METHODS: A gas mixture of 1% H2S with 99% Xe or 30% H2 with 70% Xe was loaded into ELIP by a pressurization-freeze method. Rats (n=25) undergoing 2-hour middle cerebral artery occlusion were then treated with low-dose Xe-ELIP, H2S/Xe-ELIP, or H2/Xe-ELIP, respectively, at 3 hours after stroke onset. One MHz low-amplitude (0.18 MPa) ultrasound was directed over the internal carotid artery to trigger gas release. Behavioral tests were conducted for three days following surgery. After sacrifice, brain sections were evaluated for infarction and apoptotic neuronal death using triphenyltetrazolium chloride (TTC) and TUNEL staining. Infarct size was evaluated as normalized infarct volume (%).

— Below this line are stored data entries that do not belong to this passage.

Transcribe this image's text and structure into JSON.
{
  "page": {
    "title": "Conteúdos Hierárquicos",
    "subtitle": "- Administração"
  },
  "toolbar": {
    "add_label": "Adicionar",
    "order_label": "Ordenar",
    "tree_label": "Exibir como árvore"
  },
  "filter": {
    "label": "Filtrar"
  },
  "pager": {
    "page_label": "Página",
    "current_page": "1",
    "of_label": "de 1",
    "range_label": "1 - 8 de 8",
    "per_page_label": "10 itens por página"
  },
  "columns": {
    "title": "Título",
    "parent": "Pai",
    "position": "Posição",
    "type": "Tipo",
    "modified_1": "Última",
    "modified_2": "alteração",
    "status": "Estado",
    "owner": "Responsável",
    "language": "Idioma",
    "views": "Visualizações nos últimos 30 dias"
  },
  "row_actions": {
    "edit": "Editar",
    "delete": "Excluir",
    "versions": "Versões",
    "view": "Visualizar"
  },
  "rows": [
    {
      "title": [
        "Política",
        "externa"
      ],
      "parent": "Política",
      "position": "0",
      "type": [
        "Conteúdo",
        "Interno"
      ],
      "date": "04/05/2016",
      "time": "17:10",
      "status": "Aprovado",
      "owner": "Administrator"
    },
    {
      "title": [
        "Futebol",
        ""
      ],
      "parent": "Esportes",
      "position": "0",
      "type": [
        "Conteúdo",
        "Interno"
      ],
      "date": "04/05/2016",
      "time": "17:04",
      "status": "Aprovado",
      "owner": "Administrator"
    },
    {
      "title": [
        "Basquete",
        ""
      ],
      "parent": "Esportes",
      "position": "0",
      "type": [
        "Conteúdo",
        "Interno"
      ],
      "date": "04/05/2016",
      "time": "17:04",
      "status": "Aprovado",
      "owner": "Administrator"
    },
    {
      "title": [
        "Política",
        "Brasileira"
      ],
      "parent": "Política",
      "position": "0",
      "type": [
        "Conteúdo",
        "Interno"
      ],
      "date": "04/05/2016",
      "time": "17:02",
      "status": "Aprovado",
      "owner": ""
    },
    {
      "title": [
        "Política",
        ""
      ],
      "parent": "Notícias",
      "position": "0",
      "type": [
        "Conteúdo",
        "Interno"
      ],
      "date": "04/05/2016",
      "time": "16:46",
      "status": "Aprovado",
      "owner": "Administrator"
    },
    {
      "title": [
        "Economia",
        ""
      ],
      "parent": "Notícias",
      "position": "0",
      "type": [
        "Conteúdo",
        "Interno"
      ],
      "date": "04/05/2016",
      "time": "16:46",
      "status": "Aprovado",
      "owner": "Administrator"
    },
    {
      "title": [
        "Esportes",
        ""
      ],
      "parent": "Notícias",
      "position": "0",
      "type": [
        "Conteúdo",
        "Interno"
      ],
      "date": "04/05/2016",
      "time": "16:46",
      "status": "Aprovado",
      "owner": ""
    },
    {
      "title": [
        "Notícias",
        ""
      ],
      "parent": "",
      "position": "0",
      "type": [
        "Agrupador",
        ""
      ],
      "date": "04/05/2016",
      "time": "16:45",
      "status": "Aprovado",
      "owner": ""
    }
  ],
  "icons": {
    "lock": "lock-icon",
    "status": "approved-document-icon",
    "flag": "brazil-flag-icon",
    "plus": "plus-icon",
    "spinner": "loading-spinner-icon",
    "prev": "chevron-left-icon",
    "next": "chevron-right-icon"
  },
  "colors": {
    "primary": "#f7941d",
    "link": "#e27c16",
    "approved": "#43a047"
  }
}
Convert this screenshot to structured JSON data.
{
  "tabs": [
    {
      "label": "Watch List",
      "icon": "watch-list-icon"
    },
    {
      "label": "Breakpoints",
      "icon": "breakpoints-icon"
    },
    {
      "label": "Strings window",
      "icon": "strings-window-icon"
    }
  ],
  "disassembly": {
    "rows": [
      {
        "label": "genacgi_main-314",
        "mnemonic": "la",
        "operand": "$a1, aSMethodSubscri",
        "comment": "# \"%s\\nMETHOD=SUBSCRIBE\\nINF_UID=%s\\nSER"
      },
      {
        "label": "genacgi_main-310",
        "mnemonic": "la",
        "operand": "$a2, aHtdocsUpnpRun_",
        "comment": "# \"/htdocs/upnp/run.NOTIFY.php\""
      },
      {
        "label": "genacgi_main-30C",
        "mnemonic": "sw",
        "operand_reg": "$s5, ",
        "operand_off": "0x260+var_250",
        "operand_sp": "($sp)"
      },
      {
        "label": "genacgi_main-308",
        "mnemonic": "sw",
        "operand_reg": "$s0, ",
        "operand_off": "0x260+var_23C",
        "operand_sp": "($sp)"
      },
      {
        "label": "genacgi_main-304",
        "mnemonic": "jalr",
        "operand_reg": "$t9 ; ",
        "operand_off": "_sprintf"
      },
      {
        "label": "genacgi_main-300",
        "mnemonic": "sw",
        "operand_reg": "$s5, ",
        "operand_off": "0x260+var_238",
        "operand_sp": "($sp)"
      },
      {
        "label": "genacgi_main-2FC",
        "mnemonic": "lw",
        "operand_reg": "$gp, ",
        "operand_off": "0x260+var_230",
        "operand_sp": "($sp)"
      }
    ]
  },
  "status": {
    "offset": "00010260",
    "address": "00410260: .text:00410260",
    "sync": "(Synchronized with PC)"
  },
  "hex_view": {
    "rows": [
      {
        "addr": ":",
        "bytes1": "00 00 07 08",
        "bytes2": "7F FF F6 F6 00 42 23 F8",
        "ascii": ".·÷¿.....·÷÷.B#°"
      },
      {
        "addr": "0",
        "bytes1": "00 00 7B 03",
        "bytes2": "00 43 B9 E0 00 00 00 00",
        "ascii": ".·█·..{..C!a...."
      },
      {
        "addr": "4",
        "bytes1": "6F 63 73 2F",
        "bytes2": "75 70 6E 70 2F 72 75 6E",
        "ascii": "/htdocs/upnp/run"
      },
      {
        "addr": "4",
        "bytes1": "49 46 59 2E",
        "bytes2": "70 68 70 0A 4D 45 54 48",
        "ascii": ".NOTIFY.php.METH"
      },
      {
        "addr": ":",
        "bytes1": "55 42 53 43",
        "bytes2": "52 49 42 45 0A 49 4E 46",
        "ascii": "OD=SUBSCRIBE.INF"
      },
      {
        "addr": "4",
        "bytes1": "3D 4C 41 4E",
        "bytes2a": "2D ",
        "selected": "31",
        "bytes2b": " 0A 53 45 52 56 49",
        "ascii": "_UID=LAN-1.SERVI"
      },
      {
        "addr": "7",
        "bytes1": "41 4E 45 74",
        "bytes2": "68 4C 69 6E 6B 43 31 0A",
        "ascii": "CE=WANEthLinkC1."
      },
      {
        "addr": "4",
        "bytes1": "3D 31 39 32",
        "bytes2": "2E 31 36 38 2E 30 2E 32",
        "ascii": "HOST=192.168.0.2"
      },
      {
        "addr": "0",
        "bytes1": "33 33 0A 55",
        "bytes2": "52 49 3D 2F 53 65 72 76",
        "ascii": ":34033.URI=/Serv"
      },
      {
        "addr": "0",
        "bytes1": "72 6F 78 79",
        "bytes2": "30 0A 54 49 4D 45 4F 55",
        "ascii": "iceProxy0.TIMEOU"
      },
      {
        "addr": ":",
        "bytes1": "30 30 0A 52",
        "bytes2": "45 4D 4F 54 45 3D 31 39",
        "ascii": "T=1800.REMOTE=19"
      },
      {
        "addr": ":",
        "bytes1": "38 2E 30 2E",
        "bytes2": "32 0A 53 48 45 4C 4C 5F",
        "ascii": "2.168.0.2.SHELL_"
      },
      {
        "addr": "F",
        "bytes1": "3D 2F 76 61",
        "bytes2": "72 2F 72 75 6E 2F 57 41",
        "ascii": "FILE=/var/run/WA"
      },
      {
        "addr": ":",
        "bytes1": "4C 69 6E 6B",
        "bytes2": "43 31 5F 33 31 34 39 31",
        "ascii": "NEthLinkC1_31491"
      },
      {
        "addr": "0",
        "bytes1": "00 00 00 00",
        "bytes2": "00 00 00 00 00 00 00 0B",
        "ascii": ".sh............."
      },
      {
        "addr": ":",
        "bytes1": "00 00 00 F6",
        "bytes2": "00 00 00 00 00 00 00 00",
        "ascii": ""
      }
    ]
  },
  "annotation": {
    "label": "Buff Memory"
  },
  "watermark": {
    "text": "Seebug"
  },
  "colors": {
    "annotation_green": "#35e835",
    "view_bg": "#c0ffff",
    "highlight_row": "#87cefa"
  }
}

RESULTS: Strokes without treatment had an infarct size of 27± 6%. Strokes with Xe-ELIP treatment exhibited an infarct size of 20±4% (p=0.232 vs. no treatment). Strokes with H2S/Xe-ELIP and H2/Xe-ELIP treatments demonstrated a further infarct size reduction to 7.1±1.6% (p=0.017 vs. no treatment) and 8.8±1.9% (p=0.032 vs. no treatment), respectively. Neurologic behavior tests reflected infarct size.
CONCLUSIONS: In this study, using echogenic immunoliposomes as a vehicle, co-delivery of therapeutics targeting different mechanisms of neurovascular damage results in a synergic therapeutic effect. This methodology provides an avenue for evaluation of other synergic agents for use in acute stroke.
- © 2012 by American Heart Association, Inc.